Comment on attachment 613409 [details] [diff] [review] patch 0 Review of attachment 613409 [details] [diff] [review]: ----------------------------------------------------------------- r=honzab with a comment. ::: netwerk/protocol/http/nsHttpConnectionMgr.cpp @@ +254,5 @@ > } > } > > +bool > +nsHttpConnectionMgr::ConditionallyStopReadTimeoutTick() This can be just void. ConditionallyStopPruneDeadConnectionsTimer is the same. It's confusing when a method does the thing but also returns a flag whether conditions to do the thing has been met (like the caller should do thing it self). You are not using the result anywhere.
https://hg.mozilla.org/integration/mozilla-inbound/rev/69e021051aa5 > > +bool > > +nsHttpConnectionMgr::ConditionallyStopReadTimeoutTick() > > This can be just void. I made it void.

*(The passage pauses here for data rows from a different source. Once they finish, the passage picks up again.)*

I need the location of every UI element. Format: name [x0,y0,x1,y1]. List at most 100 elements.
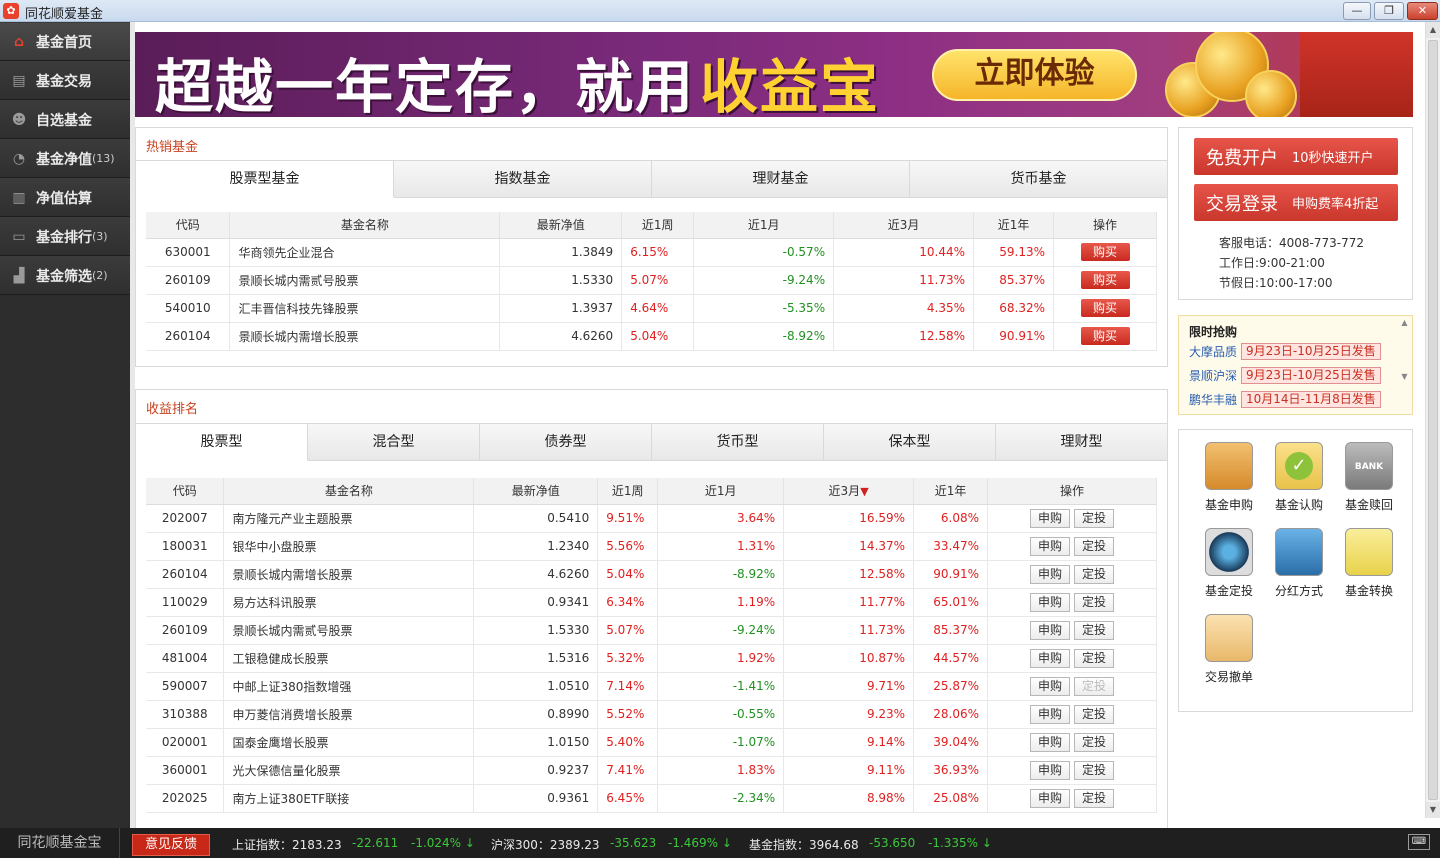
subscribe-button[interactable]: 申购 [1030,536,1071,556]
table-row[interactable]: 202025 南方上证380ETF联接 0.9361 6.45% -2.34% 8.98%… [146,784,1157,813]
sidebar: ⌂ 基金首页 ▤ 基金交易 ☻ 自选基金 ◔ 基金净值 (13) ▥ 净值估算 ▭ 基金排行(… [0,22,130,828]
table-row[interactable]: 481004 工银稳健成长股票 1.5316 5.32% 1.92% 10.87% 44.5… [146,644,1157,673]
sort-desc-icon: ▼ [860,485,869,499]
tab-hybrid[interactable]: 混合型 [308,423,480,460]
auto-invest-button[interactable]: 定投 [1074,648,1115,668]
tool-cancel-order[interactable]: 交易撤单 [1194,614,1264,685]
3month-return: 11.73% [783,616,915,645]
sidebar-item-home[interactable]: ⌂ 基金首页 [0,22,130,61]
workday-hours: 工作日:9:00-21:00 [1219,256,1325,270]
minimize-button[interactable]: — [1343,2,1371,20]
sidebar-item-ranking[interactable]: ▭ 基金排行 (3) [0,217,130,256]
sidebar-item-filter[interactable]: ▟ 基金筛选 (2) [0,256,130,295]
auto-invest-button[interactable]: 定投 [1074,564,1115,584]
table-row[interactable]: 260104 景顺长城内需增长股票 4.6260 5.04% -8.92% 12.58% 9… [146,322,1157,351]
auto-invest-button[interactable]: 定投 [1074,508,1115,528]
subscribe-button[interactable]: 申购 [1030,592,1071,612]
sidebar-item-count: (3) [92,230,108,243]
tool-auto-invest[interactable]: 基金定投 [1194,528,1264,599]
maximize-button[interactable]: ❐ [1374,2,1404,20]
subscribe-button[interactable]: 申购 [1030,732,1071,752]
close-button[interactable]: ✕ [1407,2,1438,20]
table-row[interactable]: 180031 银华中小盘股票 1.2340 5.56% 1.31% 14.37% 33.47… [146,532,1157,561]
table-row[interactable]: 360001 光大保德信量化股票 0.9237 7.41% 1.83% 9.11% 36.9… [146,756,1157,785]
sidebar-item-nav[interactable]: ◔ 基金净值 (13) [0,139,130,178]
open-account-button[interactable]: 免费开户 10秒快速开户 [1194,138,1398,175]
buy-button[interactable]: 购买 [1080,299,1130,317]
subscribe-button[interactable]: 申购 [1030,648,1071,668]
year-return: 65.01% [913,588,989,617]
subscribe-button[interactable]: 申购 [1030,788,1071,808]
limited-sale-item[interactable]: 鹏华丰融 10月14日-11月8日发售 [1189,391,1381,408]
tool-convert[interactable]: 基金转换 [1334,528,1404,599]
table-row[interactable]: 110029 易方达科讯股票 0.9341 6.34% 1.19% 11.77% 65.01… [146,588,1157,617]
tool-redeem[interactable]: BANK 基金赎回 [1334,442,1404,513]
banner-cta-button[interactable]: 立即体验 [932,49,1137,101]
table-row[interactable]: 202007 南方隆元产业主题股票 0.5410 9.51% 3.64% 16.59% 6.… [146,504,1157,533]
tab-guaranteed[interactable]: 保本型 [824,423,996,460]
subscribe-button[interactable]: 申购 [1030,508,1071,528]
scroll-up-icon[interactable]: ▲ [1426,22,1440,38]
limited-scroll-icon[interactable]: ▲ ▼ [1400,318,1409,412]
table-row[interactable]: 260109 景顺长城内需贰号股票 1.5330 5.07% -9.24% 11.73% 8… [146,266,1157,295]
col-name: 基金名称 [223,478,475,505]
table-row[interactable]: 260109 景顺长城内需贰号股票 1.5330 5.07% -9.24% 11.73% 8… [146,616,1157,645]
tab-wealth-fund[interactable]: 理财基金 [652,160,910,197]
tab-index-fund[interactable]: 指数基金 [394,160,652,197]
tab-stock-fund[interactable]: 股票型基金 [136,160,394,198]
auto-invest-button[interactable]: 定投 [1074,620,1115,640]
tab-money-fund[interactable]: 货币基金 [910,160,1167,197]
auto-invest-button[interactable]: 定投 [1074,536,1115,556]
subscribe-button[interactable]: 申购 [1030,676,1071,696]
auto-invest-button[interactable]: 定投 [1074,760,1115,780]
fund-name-link[interactable]: 鹏华丰融 [1189,391,1237,408]
main-scrollbar[interactable]: ▲ ▼ [1425,22,1440,818]
week-return: 7.14% [597,672,659,701]
fund-name: 景顺长城内需增长股票 [223,560,475,589]
tab-wealth[interactable]: 理财型 [996,423,1167,460]
table-row[interactable]: 590007 中邮上证380指数增强 1.0510 7.14% -1.41% 9.71% 2… [146,672,1157,701]
table-row[interactable]: 310388 申万菱信消费增长股票 0.8990 5.52% -0.55% 9.23% 28… [146,700,1157,729]
sidebar-item-trade[interactable]: ▤ 基金交易 [0,61,130,100]
limited-sale-item[interactable]: 景顺沪深 9月23日-10月25日发售 [1189,367,1381,384]
table-row[interactable]: 020001 国泰金鹰增长股票 1.0150 5.40% -1.07% 9.14% 39.0… [146,728,1157,757]
subscribe-button[interactable]: 申购 [1030,620,1071,640]
limited-sale-item[interactable]: 大摩品质 9月23日-10月25日发售 [1189,343,1381,360]
col-3month[interactable]: 近3月▼ [783,478,915,505]
fund-name-link[interactable]: 大摩品质 [1189,343,1237,360]
feedback-button[interactable]: 意见反馈 [132,834,210,856]
tool-subscribe[interactable]: 基金申购 [1194,442,1264,513]
auto-invest-button[interactable]: 定投 [1074,676,1115,696]
buy-button[interactable]: 购买 [1080,327,1130,345]
sidebar-item-estimate[interactable]: ▥ 净值估算 [0,178,130,217]
table-row[interactable]: 630001 华商领先企业混合 1.3849 6.15% -0.57% 10.44% 59.… [146,238,1157,267]
month-return: -2.34% [657,784,785,813]
trade-login-button[interactable]: 交易登录 申购费率4折起 [1194,184,1398,221]
auto-invest-button[interactable]: 定投 [1074,704,1115,724]
window-title: 同花顺爱基金 [25,7,104,22]
subscribe-button[interactable]: 申购 [1030,564,1071,584]
promo-banner[interactable]: 超越一年定存，就用 收益宝 立即体验 [135,32,1413,117]
sidebar-item-watchlist[interactable]: ☻ 自选基金 [0,100,130,139]
fund-name-link[interactable]: 景顺沪深 [1189,367,1237,384]
keyboard-icon[interactable]: ⌨ [1408,834,1430,850]
scroll-down-icon[interactable]: ▼ [1426,802,1440,818]
table-row[interactable]: 260104 景顺长城内需增长股票 4.6260 5.04% -8.92% 12.58% 9… [146,560,1157,589]
pie-icon: ◔ [12,150,26,167]
buy-button[interactable]: 购买 [1080,243,1130,261]
auto-invest-button[interactable]: 定投 [1074,788,1115,808]
tab-stock[interactable]: 股票型 [136,423,308,461]
subscribe-button[interactable]: 申购 [1030,760,1071,780]
tool-dividend[interactable]: 分红方式 [1264,528,1334,599]
tab-bond[interactable]: 债券型 [480,423,652,460]
fund-name: 汇丰晋信科技先锋股票 [229,294,501,323]
auto-invest-button[interactable]: 定投 [1074,732,1115,752]
tab-money[interactable]: 货币型 [652,423,824,460]
tool-purchase[interactable]: ✓ 基金认购 [1264,442,1334,513]
scroll-thumb[interactable] [1428,40,1438,800]
buy-button[interactable]: 购买 [1080,271,1130,289]
subscribe-button[interactable]: 申购 [1030,704,1071,724]
table-row[interactable]: 540010 汇丰晋信科技先锋股票 1.3937 4.64% -5.35% 4.35% 68… [146,294,1157,323]
sh-index-pct-value: -1.024% [411,836,462,850]
auto-invest-button[interactable]: 定投 [1074,592,1115,612]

Comment on attachment 613409 [details] [diff] [review] patch 0 This is one of a two patch series (bug 744788 and bug 738812) that should be accepted or declined for aurora atomically. We've only seen this orange on FF14, but it can happen on FF13. The reason it is more prominent on 14 is the timer event is much more frequent there due to the pipelining changes introduced on 14, but the same timer is used by spdy on 13. [Approval Request Comment] Regression caused by (bug #): 728113 User impact if declined: potential crash risk during offline or shutdown Testing completed (on m-c, etc.): m-c - orange cleared up. Risk to taking this patch (and alternatives if risky): fairly low. String changes made by this patch: none.
Comment on attachment 613409 [details] [diff] [review] patch 0 [Triage comment] Low risk, clears up what sounds like intermittent orange on 13, please go ahead with landing.